Today, most of these products have big centralized manufacturing facilities and then global distribution. When we modeled it out, what we found is that in case after case, manufacturing shifts from a global model to a regional model and then finally to a local model.
So in the most extreme case with the hearing aid, it’s literally more efficient within 10 years to make hearing aids in every local city than it is to have big global distribution centers. So what you’re really talking about is the localization—the democratization—of manufacturing.
In the past, where you needed to have a big factory and make, say, a hundred thousand units a year in order to be cost competitive for washing machines or shavers or hearing aids, when you start using 3D printing and flexible robotics, you’re competitive on price at production runs of five to 10 thousand.
Q: How big is that impact on business?
It’s completely transformational in terms of what kinds of companies can be competitive. I’ve grown up in an era where a lot of industries have been consolidating down to two to three players because that’s what the efficient scale supports—you just cant be competitive with less volume than that. Our estimate is that many industries that are affected by this could support between 10 to 20 times more efficient participants, which would make for a vastly more globally competitive set of industries.
For now, it seems, digital manufacturers are starting with small, relatively inconsequential products. Matter Labs specializes in jewelry. Other newly formed companies are promising to bring customized, 3D-printed insoles and earbuds to the market. But we are also beginning to see experimentation with 3D-printed prosthetic limbs and living organs. And in the future we will likely be flying on planes and washing our clothes in machines that are constructed at least partly from 3D-printed products.
As the capabilities of 3D printers increase, so too will the complexity of the designs and the load of the data that they handle. According to Brody, in order to standardize products and offer warranties, it will not be enough for companies to learn from their own mistakes. They will need to test their designs with sophisticated validation software that compiles information from many disparate sources, like databases of electrical engineering standards and Federal Aviation Administration regulatory guidelines.

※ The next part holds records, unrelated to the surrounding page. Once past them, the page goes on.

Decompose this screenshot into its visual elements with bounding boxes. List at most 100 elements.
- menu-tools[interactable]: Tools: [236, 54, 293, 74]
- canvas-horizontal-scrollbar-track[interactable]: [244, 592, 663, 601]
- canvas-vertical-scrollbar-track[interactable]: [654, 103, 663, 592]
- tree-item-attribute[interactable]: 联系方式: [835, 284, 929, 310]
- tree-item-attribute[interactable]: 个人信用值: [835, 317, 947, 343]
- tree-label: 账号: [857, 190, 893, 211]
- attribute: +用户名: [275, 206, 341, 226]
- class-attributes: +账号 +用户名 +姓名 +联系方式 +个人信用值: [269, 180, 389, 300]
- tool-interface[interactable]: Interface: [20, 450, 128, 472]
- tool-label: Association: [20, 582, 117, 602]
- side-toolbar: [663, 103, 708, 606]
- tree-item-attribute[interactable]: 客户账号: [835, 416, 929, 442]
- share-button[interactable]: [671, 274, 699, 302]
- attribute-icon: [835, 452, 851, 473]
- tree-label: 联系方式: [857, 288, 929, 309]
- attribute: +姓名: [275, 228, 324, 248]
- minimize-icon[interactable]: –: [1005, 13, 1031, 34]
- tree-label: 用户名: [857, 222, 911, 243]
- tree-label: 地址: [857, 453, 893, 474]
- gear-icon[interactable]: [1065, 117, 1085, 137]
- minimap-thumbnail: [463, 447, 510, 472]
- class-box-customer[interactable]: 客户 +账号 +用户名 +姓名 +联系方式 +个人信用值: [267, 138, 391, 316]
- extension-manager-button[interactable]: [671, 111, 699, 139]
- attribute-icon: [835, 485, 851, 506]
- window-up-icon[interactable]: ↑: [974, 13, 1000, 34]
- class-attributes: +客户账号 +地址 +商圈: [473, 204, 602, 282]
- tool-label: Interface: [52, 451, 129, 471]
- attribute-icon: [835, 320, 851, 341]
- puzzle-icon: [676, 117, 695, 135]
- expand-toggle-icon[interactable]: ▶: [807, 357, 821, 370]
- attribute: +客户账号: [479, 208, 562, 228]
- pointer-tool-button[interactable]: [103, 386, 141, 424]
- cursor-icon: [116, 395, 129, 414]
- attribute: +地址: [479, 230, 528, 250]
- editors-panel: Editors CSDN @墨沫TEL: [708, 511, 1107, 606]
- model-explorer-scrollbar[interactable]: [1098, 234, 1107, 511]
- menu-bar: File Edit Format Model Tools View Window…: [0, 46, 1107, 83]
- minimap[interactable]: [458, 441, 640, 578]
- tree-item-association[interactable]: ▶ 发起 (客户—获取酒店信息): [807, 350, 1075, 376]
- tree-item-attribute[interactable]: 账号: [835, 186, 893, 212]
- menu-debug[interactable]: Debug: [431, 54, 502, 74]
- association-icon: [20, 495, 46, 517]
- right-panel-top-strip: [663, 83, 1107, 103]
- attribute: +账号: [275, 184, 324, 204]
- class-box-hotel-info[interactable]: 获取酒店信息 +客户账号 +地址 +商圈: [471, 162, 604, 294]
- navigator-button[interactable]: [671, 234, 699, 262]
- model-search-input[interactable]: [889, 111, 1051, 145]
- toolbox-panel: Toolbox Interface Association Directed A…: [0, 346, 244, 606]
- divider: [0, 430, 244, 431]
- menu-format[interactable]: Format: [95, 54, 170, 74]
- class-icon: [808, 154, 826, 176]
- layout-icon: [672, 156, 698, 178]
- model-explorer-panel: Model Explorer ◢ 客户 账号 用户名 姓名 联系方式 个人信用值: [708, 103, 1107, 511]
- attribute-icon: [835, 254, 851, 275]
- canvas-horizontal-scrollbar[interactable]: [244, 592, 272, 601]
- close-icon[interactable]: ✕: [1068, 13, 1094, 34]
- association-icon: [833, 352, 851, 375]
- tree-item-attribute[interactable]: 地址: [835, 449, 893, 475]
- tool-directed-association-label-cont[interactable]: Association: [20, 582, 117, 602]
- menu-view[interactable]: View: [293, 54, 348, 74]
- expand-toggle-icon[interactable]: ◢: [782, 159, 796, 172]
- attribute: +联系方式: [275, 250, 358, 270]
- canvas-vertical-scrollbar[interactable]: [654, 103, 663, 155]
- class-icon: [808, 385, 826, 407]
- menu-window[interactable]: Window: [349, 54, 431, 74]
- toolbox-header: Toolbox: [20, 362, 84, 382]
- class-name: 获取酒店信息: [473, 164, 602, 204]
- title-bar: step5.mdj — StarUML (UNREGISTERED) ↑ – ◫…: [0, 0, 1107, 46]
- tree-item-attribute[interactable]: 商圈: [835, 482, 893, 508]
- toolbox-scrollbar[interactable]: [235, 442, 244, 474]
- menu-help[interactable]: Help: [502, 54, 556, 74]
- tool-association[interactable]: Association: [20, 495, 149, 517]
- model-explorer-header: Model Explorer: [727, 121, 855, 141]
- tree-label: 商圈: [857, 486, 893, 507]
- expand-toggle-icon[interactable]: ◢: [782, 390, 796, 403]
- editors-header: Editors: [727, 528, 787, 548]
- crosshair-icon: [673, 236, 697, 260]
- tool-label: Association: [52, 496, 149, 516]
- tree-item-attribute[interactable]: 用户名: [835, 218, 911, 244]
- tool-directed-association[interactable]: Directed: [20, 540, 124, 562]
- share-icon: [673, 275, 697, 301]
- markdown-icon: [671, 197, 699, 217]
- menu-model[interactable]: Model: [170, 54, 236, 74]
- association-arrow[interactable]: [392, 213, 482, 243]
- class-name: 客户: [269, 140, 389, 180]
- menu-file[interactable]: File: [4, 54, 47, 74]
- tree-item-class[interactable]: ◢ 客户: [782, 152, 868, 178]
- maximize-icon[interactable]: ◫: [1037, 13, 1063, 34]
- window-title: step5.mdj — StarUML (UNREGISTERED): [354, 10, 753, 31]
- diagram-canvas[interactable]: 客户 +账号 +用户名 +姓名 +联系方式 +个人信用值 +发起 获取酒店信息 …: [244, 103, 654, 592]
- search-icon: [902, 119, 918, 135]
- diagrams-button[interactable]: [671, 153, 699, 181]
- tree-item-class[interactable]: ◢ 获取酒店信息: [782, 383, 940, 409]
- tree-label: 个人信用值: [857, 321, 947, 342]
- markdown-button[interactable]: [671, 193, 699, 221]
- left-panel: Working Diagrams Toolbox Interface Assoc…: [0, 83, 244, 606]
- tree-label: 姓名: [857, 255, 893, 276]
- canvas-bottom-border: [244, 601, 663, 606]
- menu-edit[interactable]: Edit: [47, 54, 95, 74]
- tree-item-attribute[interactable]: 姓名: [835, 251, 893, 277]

“Test and verification is something that you don’t do every day," says Brody. "But when you need it you basically need the power of a super computer and the capacity to manage and store the data received from several apps and devices, whether on premises or in the cloud. What [IBM] has been offering for some time is a [...] service that allows companies to basically rent that supercomputing power to test and verify products in the cloud.”
In the future of digital manufacturing, being smart equates with saving money. And sometimes the smartest thing you can do is to know when you don’t have to learn something yourself.